The Misleading Chart
My friend and colleague Patrick Matthews, a former Excel MVP, posted a screenshot of an unusual bar chart on his Facebook page. The chart was taken from What does the public say about impeaching Trump?, the last section of a Washington Post article titled What happens next in the impeachment of President Trump? Patrick’s comment says it all: “Bar lengths on a chart, what do they even mean?”
At the risk of opening a torrent of political comments, I’ve reproduced the chart here.
Take a close look at the bar lengths in the first chart. The 12% bar is over half as long as the 85% bar, where in a bar chart with proportional bars, the 12% bar should be about 1/7 as long. But at least the 49% bar is slightly longer than the 47% bar, and they are in between the 12% and 85% bars. The same holds true of the bar lengths in the second chart.
Someone responded to Patrick’s post, wondering how they came up with those bar lengths. After the analysis in the previous paragraph, I replotted the data, set the axis scales to -100% to +100%, and set the vertical axis to cross at -100% on the horizontal axis. Nailed it!
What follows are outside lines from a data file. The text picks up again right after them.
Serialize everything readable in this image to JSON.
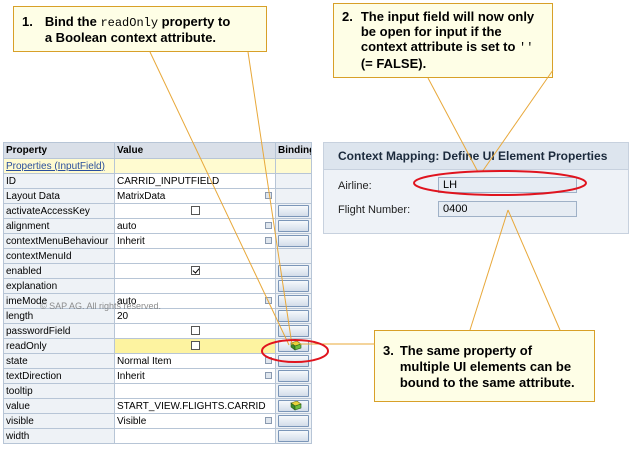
{
  "callout1": {
    "number": "1.",
    "line1_pre": "Bind the ",
    "line1_code": "readOnly",
    "line1_post": " property to",
    "line2": "a Boolean context attribute."
  },
  "callout2": {
    "number": "2.",
    "line1": "The input field will now only",
    "line2": "be open for input if the",
    "line3_pre": "context attribute is set to ",
    "line3_code": "''",
    "line4": "(= FALSE)."
  },
  "callout3": {
    "number": "3.",
    "line1": "The  same property of",
    "line2": "multiple UI elements can be",
    "line3": "bound to the same attribute."
  },
  "table": {
    "headers": {
      "property": "Property",
      "value": "Value",
      "binding": "Binding"
    },
    "section": "Properties (InputField)",
    "rows": [
      {
        "property": "ID",
        "value": "CARRID_INPUTFIELD"
      },
      {
        "property": "Layout Data",
        "value": "MatrixData"
      },
      {
        "property": "activateAccessKey",
        "value": ""
      },
      {
        "property": "alignment",
        "value": "auto"
      },
      {
        "property": "contextMenuBehaviour",
        "value": "Inherit"
      },
      {
        "property": "contextMenuId",
        "value": ""
      },
      {
        "property": "enabled",
        "value": ""
      },
      {
        "property": "explanation",
        "value": ""
      },
      {
        "property": "imeMode",
        "value": "auto"
      },
      {
        "property": "length",
        "value": "20"
      },
      {
        "property": "passwordField",
        "value": ""
      },
      {
        "property": "readOnly",
        "value": ""
      },
      {
        "property": "state",
        "value": "Normal Item"
      },
      {
        "property": "textDirection",
        "value": "Inherit"
      },
      {
        "property": "tooltip",
        "value": ""
      },
      {
        "property": "value",
        "value": "START_VIEW.FLIGHTS.CARRID"
      },
      {
        "property": "visible",
        "value": "Visible"
      },
      {
        "property": "width",
        "value": ""
      }
    ]
  },
  "watermark": "© SAP AG. All rights reserved.",
  "context_panel": {
    "title": "Context Mapping: Define UI Element Properties",
    "airline_label": "Airline:",
    "airline_value": "LH",
    "flight_label": "Flight Number:",
    "flight_value": "0400"
  },
  "colors": {
    "callout_border": "#d8a028",
    "callout_bg": "#fefee6",
    "arrow_color": "#e8a83a",
    "highlight_ellipse": "#e0141e",
    "readonly_highlight": "#fdf3a0"
  }
}
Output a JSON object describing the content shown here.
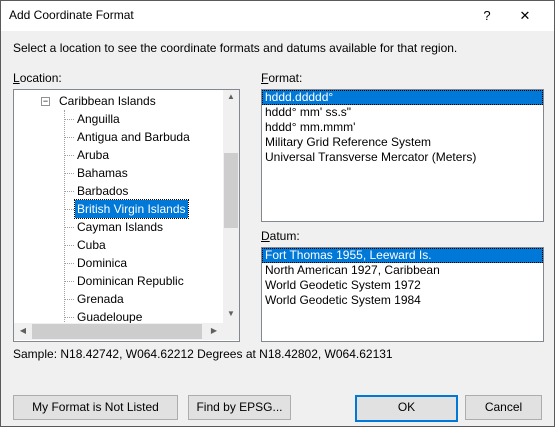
{
  "window": {
    "title": "Add Coordinate Format",
    "help_glyph": "?",
    "close_glyph": "✕"
  },
  "instruction": "Select a location to see the coordinate formats and datums available for that region.",
  "location": {
    "label_key": "L",
    "label_rest": "ocation:",
    "tree": [
      {
        "label": "Caribbean Islands",
        "level": 0,
        "expanded": true
      },
      {
        "label": "Anguilla",
        "level": 1
      },
      {
        "label": "Antigua and Barbuda",
        "level": 1
      },
      {
        "label": "Aruba",
        "level": 1
      },
      {
        "label": "Bahamas",
        "level": 1
      },
      {
        "label": "Barbados",
        "level": 1
      },
      {
        "label": "British Virgin Islands",
        "level": 1,
        "selected": true
      },
      {
        "label": "Cayman Islands",
        "level": 1
      },
      {
        "label": "Cuba",
        "level": 1
      },
      {
        "label": "Dominica",
        "level": 1
      },
      {
        "label": "Dominican Republic",
        "level": 1
      },
      {
        "label": "Grenada",
        "level": 1
      },
      {
        "label": "Guadeloupe",
        "level": 1
      }
    ],
    "toggle_glyph": "−",
    "scroll_up": "▲",
    "scroll_down": "▼",
    "scroll_left": "◀",
    "scroll_right": "▶"
  },
  "format": {
    "label_key": "F",
    "label_rest": "ormat:",
    "items": [
      {
        "label": "hddd.ddddd°",
        "selected": true
      },
      {
        "label": "hddd° mm' ss.s\""
      },
      {
        "label": "hddd° mm.mmm'"
      },
      {
        "label": "Military Grid Reference System"
      },
      {
        "label": "Universal Transverse Mercator (Meters)"
      }
    ]
  },
  "datum": {
    "label_key": "D",
    "label_rest": "atum:",
    "items": [
      {
        "label": "Fort Thomas 1955, Leeward Is.",
        "selected": true
      },
      {
        "label": "North American 1927, Caribbean"
      },
      {
        "label": "World Geodetic System 1972"
      },
      {
        "label": "World Geodetic System 1984"
      }
    ]
  },
  "sample": "Sample: N18.42742, W064.62212 Degrees at N18.42802, W064.62131",
  "buttons": {
    "not_listed": "My Format is Not Listed",
    "find_epsg": "Find by EPSG...",
    "ok": "OK",
    "cancel": "Cancel"
  },
  "colors": {
    "selection": "#0078d7",
    "dialog_bg": "#f0f0f0"
  }
}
Well, not exactly. As I sometimes do, I overanalyzed the charts. I’ve stripped most of the text from the WaPo graphic, replaced the outlines of my charts with red lines, and stretched my charts so they overlaid the WaPo plot.
It turns out that the axis minimum was really -92%, so my wild guess of -100% was pretty good. I’ve set the gridline spacing so that 0% and +92% are shown on the chart, and the far right edge of the plot area is at +100%.

I don’t think the graphic artist really used an axis minimum of -92%. I’m sure they started with 0%, then decided to fill in some white space by dragging the left edges of each bar while keeping the right edge in place. They filled in the space, all right. But by doing so, they obscured the differences between the values.
It’s the same issue that occurs when people start their axis at a value greater than zero, so the differences between values are accentuated. But now the axis and the bars start well below zero, and the differences are minimized.
Fixing the Chart
My next step was to take my two charts, and set their axis minimum to 0%. These two charts now accurately show the relative percentages.

Improving the Chart
Those last two charts were a big improvement. But if we’re expected to compare the values, shouldn’t the bars all be in a single chart? Below I plotted the negative of one set of data, so the bars stretch in opposite directions, the way they do in population pyramids. Let’s call this a diverging bar chart.
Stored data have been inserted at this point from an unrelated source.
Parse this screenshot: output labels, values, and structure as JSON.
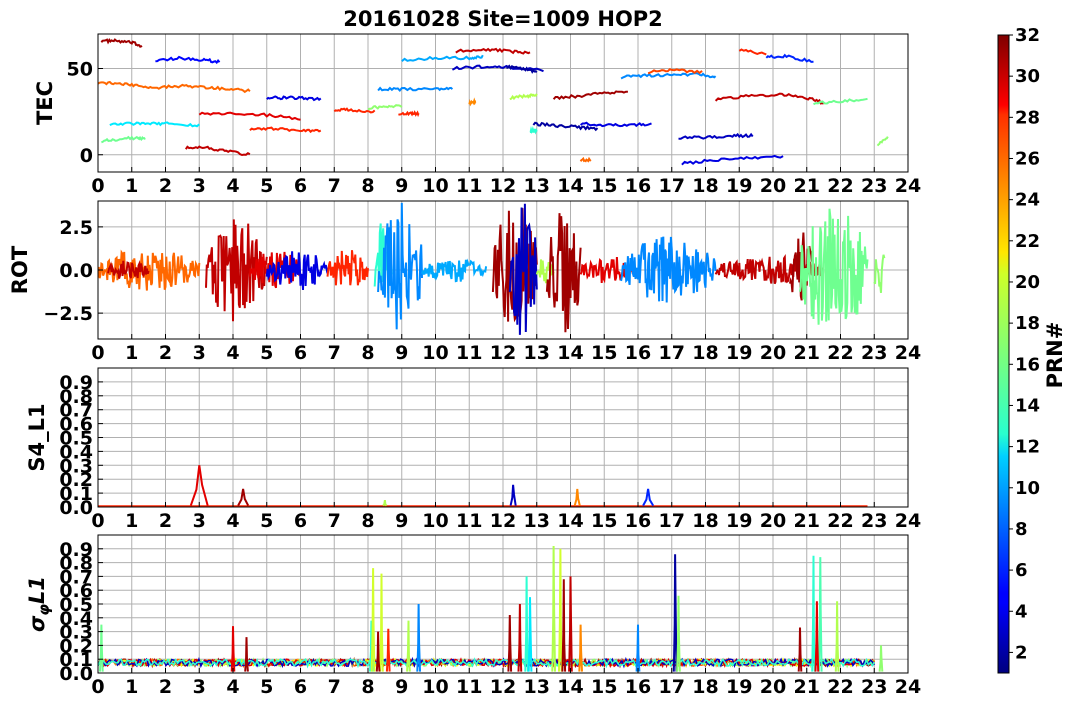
{
  "chart_data": {
    "type": "line",
    "title": "20161028 Site=1009 HOP2",
    "xlabel": "",
    "x_ticks": [
      "0",
      "1",
      "2",
      "3",
      "4",
      "5",
      "6",
      "7",
      "8",
      "9",
      "10",
      "11",
      "12",
      "13",
      "14",
      "15",
      "16",
      "17",
      "18",
      "19",
      "20",
      "21",
      "22",
      "23",
      "24"
    ],
    "xlim": [
      0,
      24
    ],
    "grid": true,
    "colorbar": {
      "label": "PRN#",
      "range": [
        1,
        32
      ],
      "ticks": [
        "2",
        "4",
        "6",
        "8",
        "10",
        "12",
        "14",
        "16",
        "18",
        "20",
        "22",
        "24",
        "26",
        "28",
        "30",
        "32"
      ],
      "colormap": "jet"
    },
    "panels": [
      {
        "ylabel": "TEC",
        "ylim": [
          -10,
          70
        ],
        "yticks": [
          "0",
          "50"
        ],
        "series": [
          {
            "prn": 31,
            "x": [
              0.1,
              0.5,
              1.0,
              1.3
            ],
            "y": [
              66,
              66,
              65,
              63
            ]
          },
          {
            "prn": 25,
            "x": [
              0.0,
              0.6,
              1.2,
              1.8,
              2.5,
              3.2,
              3.9,
              4.5
            ],
            "y": [
              42,
              41,
              40,
              39,
              40,
              39,
              38,
              37
            ]
          },
          {
            "prn": 12,
            "x": [
              0.35,
              1.0,
              1.6,
              2.2,
              3.0
            ],
            "y": [
              18,
              18,
              18,
              18,
              17
            ]
          },
          {
            "prn": 16,
            "x": [
              0.1,
              0.6,
              1.2,
              1.4
            ],
            "y": [
              8,
              9,
              10,
              9
            ]
          },
          {
            "prn": 5,
            "x": [
              1.7,
              2.4,
              3.1,
              3.6
            ],
            "y": [
              55,
              56,
              55,
              54
            ]
          },
          {
            "prn": 30,
            "x": [
              2.6,
              3.2,
              3.8,
              4.5
            ],
            "y": [
              4,
              4,
              2,
              0
            ]
          },
          {
            "prn": 29,
            "x": [
              3.0,
              4.0,
              5.0,
              6.0
            ],
            "y": [
              24,
              24,
              23,
              21
            ]
          },
          {
            "prn": 27,
            "x": [
              4.5,
              5.2,
              6.0,
              6.6
            ],
            "y": [
              15,
              15,
              14,
              14
            ]
          },
          {
            "prn": 4,
            "x": [
              5.0,
              5.5,
              6.0,
              6.6
            ],
            "y": [
              33,
              33,
              33,
              32
            ]
          },
          {
            "prn": 27,
            "x": [
              7.0,
              7.5,
              8.2
            ],
            "y": [
              26,
              26,
              25
            ]
          },
          {
            "prn": 17,
            "x": [
              8.0,
              8.5,
              9.0
            ],
            "y": [
              27,
              28,
              28
            ]
          },
          {
            "prn": 27,
            "x": [
              8.9,
              9.3,
              9.5
            ],
            "y": [
              24,
              24,
              24
            ]
          },
          {
            "prn": 9,
            "x": [
              8.3,
              9.0,
              10.0,
              10.5
            ],
            "y": [
              38,
              38,
              38,
              38
            ]
          },
          {
            "prn": 10,
            "x": [
              9.0,
              10.0,
              11.0,
              11.4
            ],
            "y": [
              55,
              56,
              56,
              57
            ]
          },
          {
            "prn": 24,
            "x": [
              11.0,
              11.2
            ],
            "y": [
              30,
              31
            ]
          },
          {
            "prn": 30,
            "x": [
              10.6,
              11.5,
              12.2,
              12.8
            ],
            "y": [
              60,
              61,
              60,
              59
            ]
          },
          {
            "prn": 3,
            "x": [
              10.5,
              11.3,
              12.0,
              13.2
            ],
            "y": [
              50,
              51,
              51,
              49
            ]
          },
          {
            "prn": 2,
            "x": [
              12.1,
              12.6,
              13.0
            ],
            "y": [
              51,
              50,
              48
            ]
          },
          {
            "prn": 18,
            "x": [
              12.2,
              12.7,
              13.0
            ],
            "y": [
              33,
              34,
              35
            ]
          },
          {
            "prn": 14,
            "x": [
              12.8,
              13.0
            ],
            "y": [
              14,
              14
            ]
          },
          {
            "prn": 2,
            "x": [
              12.9,
              13.5,
              14.2,
              14.8
            ],
            "y": [
              18,
              17,
              16,
              15
            ]
          },
          {
            "prn": 31,
            "x": [
              13.5,
              14.2,
              15.0,
              15.7
            ],
            "y": [
              33,
              34,
              36,
              37
            ]
          },
          {
            "prn": 4,
            "x": [
              14.3,
              15.0,
              15.8,
              16.4
            ],
            "y": [
              18,
              17,
              17,
              18
            ]
          },
          {
            "prn": 25,
            "x": [
              14.3,
              14.6
            ],
            "y": [
              -3,
              -3
            ]
          },
          {
            "prn": 9,
            "x": [
              15.5,
              16.2,
              17.0,
              17.8,
              18.3
            ],
            "y": [
              45,
              46,
              46,
              47,
              45
            ]
          },
          {
            "prn": 26,
            "x": [
              16.3,
              17.0,
              17.9
            ],
            "y": [
              48,
              49,
              48
            ]
          },
          {
            "prn": 3,
            "x": [
              17.2,
              18.0,
              18.8,
              19.4
            ],
            "y": [
              10,
              10,
              11,
              11
            ]
          },
          {
            "prn": 4,
            "x": [
              17.3,
              18.3,
              19.3,
              20.3
            ],
            "y": [
              -5,
              -3,
              -2,
              -1
            ]
          },
          {
            "prn": 30,
            "x": [
              18.3,
              19.2,
              20.2,
              21.0,
              21.5
            ],
            "y": [
              32,
              34,
              35,
              33,
              30
            ]
          },
          {
            "prn": 27,
            "x": [
              19.0,
              19.8
            ],
            "y": [
              61,
              58
            ]
          },
          {
            "prn": 6,
            "x": [
              19.8,
              20.4,
              21.2
            ],
            "y": [
              57,
              57,
              54
            ]
          },
          {
            "prn": 16,
            "x": [
              21.2,
              22.0,
              22.8
            ],
            "y": [
              30,
              31,
              32
            ]
          },
          {
            "prn": 17,
            "x": [
              23.1,
              23.4
            ],
            "y": [
              6,
              10
            ]
          }
        ]
      },
      {
        "ylabel": "ROT",
        "ylim": [
          -4,
          4
        ],
        "yticks": [
          "−2.5",
          "0.0",
          "2.5"
        ],
        "bursts": [
          {
            "prn": 25,
            "t0": 0.0,
            "t1": 3.0,
            "amp": 1.3
          },
          {
            "prn": 30,
            "t0": 0.3,
            "t1": 1.5,
            "amp": 0.6
          },
          {
            "prn": 30,
            "t0": 3.2,
            "t1": 5.0,
            "amp": 3.2
          },
          {
            "prn": 29,
            "t0": 4.5,
            "t1": 6.0,
            "amp": 1.2
          },
          {
            "prn": 4,
            "t0": 5.0,
            "t1": 6.8,
            "amp": 1.2
          },
          {
            "prn": 27,
            "t0": 6.8,
            "t1": 8.0,
            "amp": 1.2
          },
          {
            "prn": 14,
            "t0": 8.2,
            "t1": 8.7,
            "amp": 3.0
          },
          {
            "prn": 9,
            "t0": 8.3,
            "t1": 9.6,
            "amp": 4.0
          },
          {
            "prn": 10,
            "t0": 9.6,
            "t1": 11.5,
            "amp": 0.7
          },
          {
            "prn": 31,
            "t0": 11.7,
            "t1": 13.0,
            "amp": 4.0
          },
          {
            "prn": 3,
            "t0": 12.2,
            "t1": 13.0,
            "amp": 4.0
          },
          {
            "prn": 18,
            "t0": 13.0,
            "t1": 13.5,
            "amp": 0.8
          },
          {
            "prn": 31,
            "t0": 13.3,
            "t1": 14.3,
            "amp": 4.0
          },
          {
            "prn": 29,
            "t0": 14.3,
            "t1": 16.0,
            "amp": 0.8
          },
          {
            "prn": 9,
            "t0": 15.5,
            "t1": 18.3,
            "amp": 2.0
          },
          {
            "prn": 30,
            "t0": 18.3,
            "t1": 21.5,
            "amp": 0.8
          },
          {
            "prn": 31,
            "t0": 20.5,
            "t1": 21.2,
            "amp": 2.5
          },
          {
            "prn": 16,
            "t0": 20.8,
            "t1": 22.8,
            "amp": 4.0
          },
          {
            "prn": 17,
            "t0": 23.0,
            "t1": 23.3,
            "amp": 2.2
          }
        ]
      },
      {
        "ylabel": "S4_L1",
        "ylim": [
          0,
          1.0
        ],
        "yticks": [
          "0.0",
          "0.1",
          "0.2",
          "0.3",
          "0.4",
          "0.5",
          "0.6",
          "0.7",
          "0.8",
          "0.9"
        ],
        "spikes": [
          {
            "prn": 29,
            "t": 3.0,
            "peak": 0.3,
            "width": 0.5
          },
          {
            "prn": 31,
            "t": 4.3,
            "peak": 0.13,
            "width": 0.3
          },
          {
            "prn": 18,
            "t": 8.5,
            "peak": 0.05,
            "width": 0.1
          },
          {
            "prn": 3,
            "t": 12.3,
            "peak": 0.16,
            "width": 0.15
          },
          {
            "prn": 24,
            "t": 14.2,
            "peak": 0.13,
            "width": 0.15
          },
          {
            "prn": 6,
            "t": 16.3,
            "peak": 0.13,
            "width": 0.3
          }
        ]
      },
      {
        "ylabel": "σ_φL1",
        "ylim": [
          0,
          1.0
        ],
        "yticks": [
          "0.0",
          "0.1",
          "0.2",
          "0.3",
          "0.4",
          "0.5",
          "0.6",
          "0.7",
          "0.8",
          "0.9"
        ],
        "spikes": [
          {
            "prn": 16,
            "t": 0.1,
            "peak": 0.35
          },
          {
            "prn": 29,
            "t": 4.0,
            "peak": 0.34
          },
          {
            "prn": 31,
            "t": 4.4,
            "peak": 0.26
          },
          {
            "prn": 14,
            "t": 8.1,
            "peak": 0.38
          },
          {
            "prn": 19,
            "t": 8.15,
            "peak": 0.76
          },
          {
            "prn": 19,
            "t": 8.4,
            "peak": 0.72
          },
          {
            "prn": 31,
            "t": 8.3,
            "peak": 0.3
          },
          {
            "prn": 27,
            "t": 8.6,
            "peak": 0.32
          },
          {
            "prn": 9,
            "t": 9.5,
            "peak": 0.5
          },
          {
            "prn": 18,
            "t": 9.2,
            "peak": 0.38
          },
          {
            "prn": 31,
            "t": 12.2,
            "peak": 0.42
          },
          {
            "prn": 30,
            "t": 12.5,
            "peak": 0.5
          },
          {
            "prn": 14,
            "t": 12.7,
            "peak": 0.7
          },
          {
            "prn": 12,
            "t": 12.8,
            "peak": 0.55
          },
          {
            "prn": 18,
            "t": 13.5,
            "peak": 0.92
          },
          {
            "prn": 19,
            "t": 13.7,
            "peak": 0.9
          },
          {
            "prn": 31,
            "t": 13.8,
            "peak": 0.68
          },
          {
            "prn": 30,
            "t": 14.0,
            "peak": 0.7
          },
          {
            "prn": 24,
            "t": 14.3,
            "peak": 0.35
          },
          {
            "prn": 9,
            "t": 16.0,
            "peak": 0.35
          },
          {
            "prn": 2,
            "t": 17.1,
            "peak": 0.86
          },
          {
            "prn": 17,
            "t": 17.2,
            "peak": 0.56
          },
          {
            "prn": 31,
            "t": 20.8,
            "peak": 0.33
          },
          {
            "prn": 14,
            "t": 21.2,
            "peak": 0.85
          },
          {
            "prn": 15,
            "t": 21.4,
            "peak": 0.84
          },
          {
            "prn": 29,
            "t": 21.3,
            "peak": 0.52
          },
          {
            "prn": 18,
            "t": 21.9,
            "peak": 0.52
          },
          {
            "prn": 17,
            "t": 23.2,
            "peak": 0.2
          }
        ]
      }
    ]
  }
}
Then I remembered why I dislike population pyramids, as I discussed ages ago in Tornado Charts and Dot Plots. It’s hard to compare bars that reach away from each other. It would be easier to compare the values of any two bars if they start at one horizontal position (the vertical axis) and stretch in the same direction (to the right). So I created this clustered bar chart:

An alternative is to plot one set of bars from left to right, and the other from right to left. It’s a converging rather than a diverging bar chart. This makes individual bars more difficult to compare, as in the population pyramid lookalike above. But the white spaces clustered between the colored bars represent the percentages of each category who have no opinion.

What do you think? Not about the topic of the chart, but about the construction of the chart. Do you prefer the diverging bar chart, the clustered bar chart, the converging (stacked) bar chart, or something else entirely?